Defining life: no current solution
by David Turell , Tuesday, March 09, 2021, 21:07 (1355 days ago) @ David Turell
The author wonders why:
https://www.quantamagazine.org/what-is-life-its-vast-diversity-defies-easy-definition-2...
"With scientists adrift in an ocean of definitions, philosophers rowed out to offer lifelines.
"Some tried to soothe the debate, assuring the scientists they could learn to live with the abundance. We have no need to zero in on the One True Definition of Life, they argued, because working definitions are good enough. NASA can come up with whatever definition helps them build the best machine for searching for life on other planets and moons. Physicians can use a different one to map the blurry boundary that sets life apart from death.
***
"In 2011, Trifonov reviewed 123 definitions of life. Each was different, but the same words showed up again and again in many of them. Trifonov analyzed the linguistic structure of the definitions and sorted them into categories.
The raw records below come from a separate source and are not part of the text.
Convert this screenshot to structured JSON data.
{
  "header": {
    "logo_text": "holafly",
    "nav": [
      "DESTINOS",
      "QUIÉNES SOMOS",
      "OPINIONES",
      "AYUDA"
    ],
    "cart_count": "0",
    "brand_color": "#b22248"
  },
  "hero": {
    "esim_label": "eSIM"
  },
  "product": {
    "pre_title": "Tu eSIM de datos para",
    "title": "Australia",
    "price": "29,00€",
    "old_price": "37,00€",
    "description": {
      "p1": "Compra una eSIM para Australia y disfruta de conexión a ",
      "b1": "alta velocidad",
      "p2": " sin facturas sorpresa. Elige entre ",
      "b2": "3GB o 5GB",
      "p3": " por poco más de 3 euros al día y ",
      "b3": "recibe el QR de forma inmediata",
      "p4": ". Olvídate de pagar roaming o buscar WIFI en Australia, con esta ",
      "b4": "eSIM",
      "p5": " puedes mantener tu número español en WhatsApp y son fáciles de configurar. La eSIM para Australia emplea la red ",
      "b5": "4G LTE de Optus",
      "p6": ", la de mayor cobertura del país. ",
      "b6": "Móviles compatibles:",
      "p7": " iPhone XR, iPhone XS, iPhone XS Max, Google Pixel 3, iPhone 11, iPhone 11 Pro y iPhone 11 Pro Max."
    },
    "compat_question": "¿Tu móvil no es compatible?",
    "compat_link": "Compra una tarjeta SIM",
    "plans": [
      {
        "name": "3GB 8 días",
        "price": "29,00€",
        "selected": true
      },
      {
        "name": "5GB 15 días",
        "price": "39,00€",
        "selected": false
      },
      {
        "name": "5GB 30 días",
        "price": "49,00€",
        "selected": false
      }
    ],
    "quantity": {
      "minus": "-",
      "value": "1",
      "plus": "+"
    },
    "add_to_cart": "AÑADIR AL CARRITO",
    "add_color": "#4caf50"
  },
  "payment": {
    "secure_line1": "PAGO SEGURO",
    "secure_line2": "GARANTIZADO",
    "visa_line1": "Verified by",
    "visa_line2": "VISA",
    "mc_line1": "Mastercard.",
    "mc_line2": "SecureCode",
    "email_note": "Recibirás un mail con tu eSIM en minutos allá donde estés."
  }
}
Beneath their variations, Trifonov found an underlying core. He concluded that all the definitions agreed on one thing: life is self‐reproduction with variations.
***
"Some philosophers have suggested that we need to think more carefully about how we give a word like life its meaning. Instead of building definitions first, we should start by thinking about the things we’re trying to define. We can let them speak for themselves.
***
"The Lund researchers found that they could sort things pretty well into the living and the nonliving without getting tied up in an argument over the perfect definition of life. They propose that we can call something alive if it has a number of properties that are associated with being alive. It doesn’t have to have all those properties, nor does it even need exactly the same set found in any other living thing. Family resemblances are enough.
***
"As a philosopher, Cleland recognized that the scientists were making a mistake. Their error didn’t have to do with determinate attributes or some other fine philosophical point understood only by a few logicians. It was a fundamental blunder that got in the way of the science itself. Cleland laid out the nature of this mistake in a paper, and in 2001 she traveled to Washington, D.C., to deliver it at a meeting of the American Association for the Advancement of Science. She stood up before an audience made up mostly of scientists, and told them it was pointless to try to find a definition of life.
"Fortunately, some people who heard Cleland talk thought she was onto something. She began collaborating with astrobiologists to explore the implications of her ideas. Over the course of two decades she published a series of papers, culminating in a book, The Quest for a Universal Theory of Life.
"The trouble that scientists had with defining life had nothing to do with the particulars of life’s hallmarks such as homeostasis or evolution. It had to do with the nature of definitions themselves — something that scientists rarely stopped to consider. “Definitions,” Cleland wrote, “are not the proper tools for answering the scientific question ‘what is life?’
***
"Life is different. It is not the sort of thing that can be defined simply by linking together concepts. As a result, it’s futile to search for a laundry list of features that will turn out to be the real definition of life. “We don’t want to know what the word life means to us,” Cleland said. “We want to know what life is.” And if we want to satisfy our desire, Cleland argues, we need to give up our search for a definition."
Comment: The bold is the real point. We recognize what is living, and we can study it. It is like The famous quote from Supreme court Justice Powell: "I know pornography when I see it, but I cannot define it."